Creating Multiple Agents

Start by creating different agents with appropriate priorities:

from decimal import Decimal
from safeguards.core.budget_coordination import BudgetCoordinator
from safeguards.core.notification_manager import NotificationManager
from safeguards.api import APIFactory, APIVersion

# Setup core components
notification_manager = NotificationManager()
budget_coordinator = BudgetCoordinator(notification_manager)
api_factory = APIFactory()

# Create APIs
budget_api = api_factory.create_budget_api(APIVersion.V1, budget_coordinator)
agent_api = api_factory.create_agent_api(APIVersion.V1, budget_coordinator)
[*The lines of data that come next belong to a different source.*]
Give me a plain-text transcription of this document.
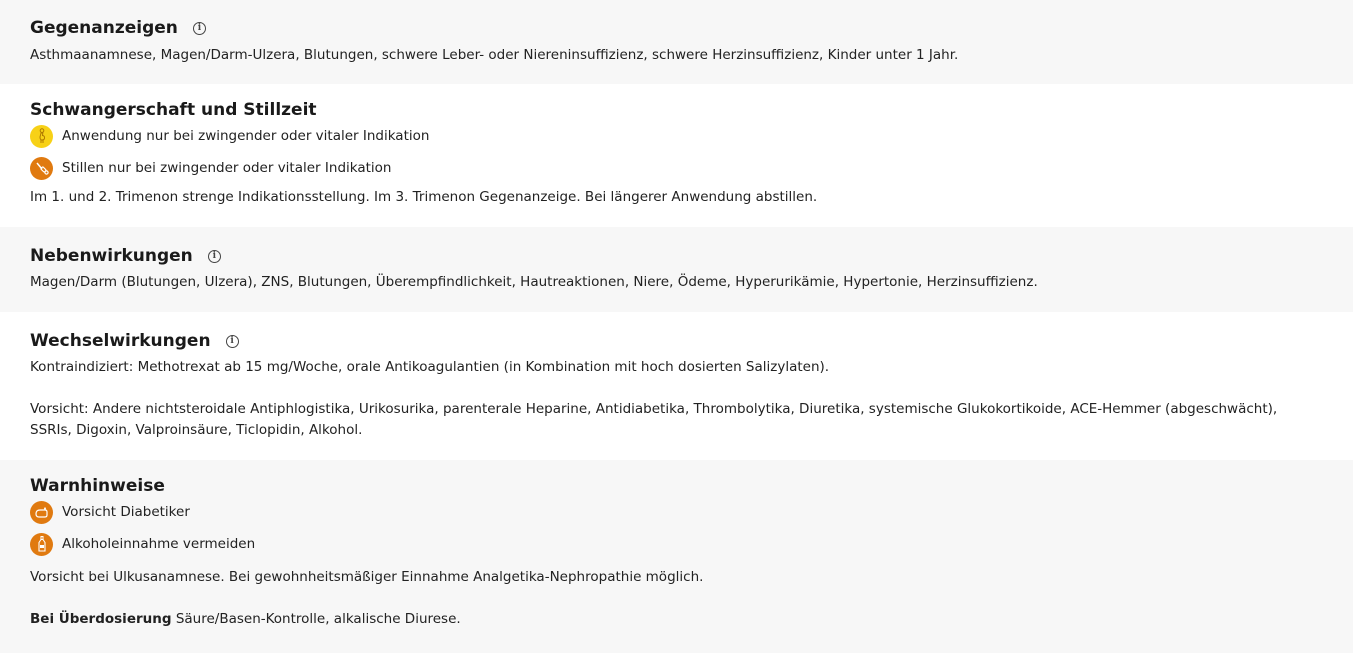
Gegenanzeigen	i

Asthmaanamnese, Magen/Darm-Ulzera, Blutungen, schwere Leber- oder Niereninsuffizienz, schwere Herzinsuffizienz, Kinder unter 1 Jahr.

Schwangerschaft und Stillzeit
Anwendung nur bei zwingender oder vitaler Indikation
Stillen nur bei zwingender oder vitaler Indikation

Im 1. und 2. Trimenon strenge Indikationsstellung. Im 3. Trimenon Gegenanzeige. Bei längerer Anwendung abstillen.

Nebenwirkungen	i

Magen/Darm (Blutungen, Ulzera), ZNS, Blutungen, Überempfindlichkeit, Hautreaktionen, Niere, Ödeme, Hyperurikämie, Hypertonie, Herzinsuffizienz.

Wechselwirkungen	i

Kontraindiziert: Methotrexat ab 15 mg/Woche, orale Antikoagulantien (in Kombination mit hoch dosierten Salizylaten).

Vorsicht: Andere nichtsteroidale Antiphlogistika, Urikosurika, parenterale Heparine, Antidiabetika, Thrombolytika, Diuretika, systemische Glukokortikoide, ACE-Hemmer (abgeschwächt), SSRIs, Digoxin, Valproinsäure, Ticlopidin, Alkohol.

Warnhinweise
Vorsicht Diabetiker
Alkoholeinnahme vermeiden

Vorsicht bei Ulkusanamnese. Bei gewohnheitsmäßiger Einnahme Analgetika-Nephropathie möglich.

Bei Überdosierung Säure/Basen-Kontrolle, alkalische Diurese.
# Create agents with different roles and priorities
research_agent = agent_api.create_agent(
    name="research_agent",
    initial_budget=Decimal("100.0"),
    priority=7
)

analysis_agent = agent_api.create_agent(
    name="analysis_agent",
    initial_budget=Decimal("80.0"),
    priority=5
)

summarization_agent = agent_api.create_agent(
    name="summarization_agent",
    initial_budget=Decimal("50.0"),
    priority=3
)

Creating Shared Budget Pools

For resource sharing, create budget pools that agents can draw from:

# Create shared pools for different agent groups
high_priority_pool = budget_api.create_budget_pool(
    name="high_priority_tasks",
    initial_budget=Decimal("500.0"),
    priority=8
)

general_pool = budget_api.create_budget_pool(
    name="general_tasks",
    initial_budget=Decimal("1000.0"),
    priority=5
)

Communication Patterns

Event-Based Communication

Implement communication between agents using the notification system:

from safeguards.types import AlertSeverity

def agent_communication_handler(notification):
    """Handle inter-agent communication."""
    if notification.agent_id and notification.metadata.get("message_type") == "agent_communication":
        target_agent_id = notification.metadata.get("target_agent_id")
        message = notification.metadata.get("message")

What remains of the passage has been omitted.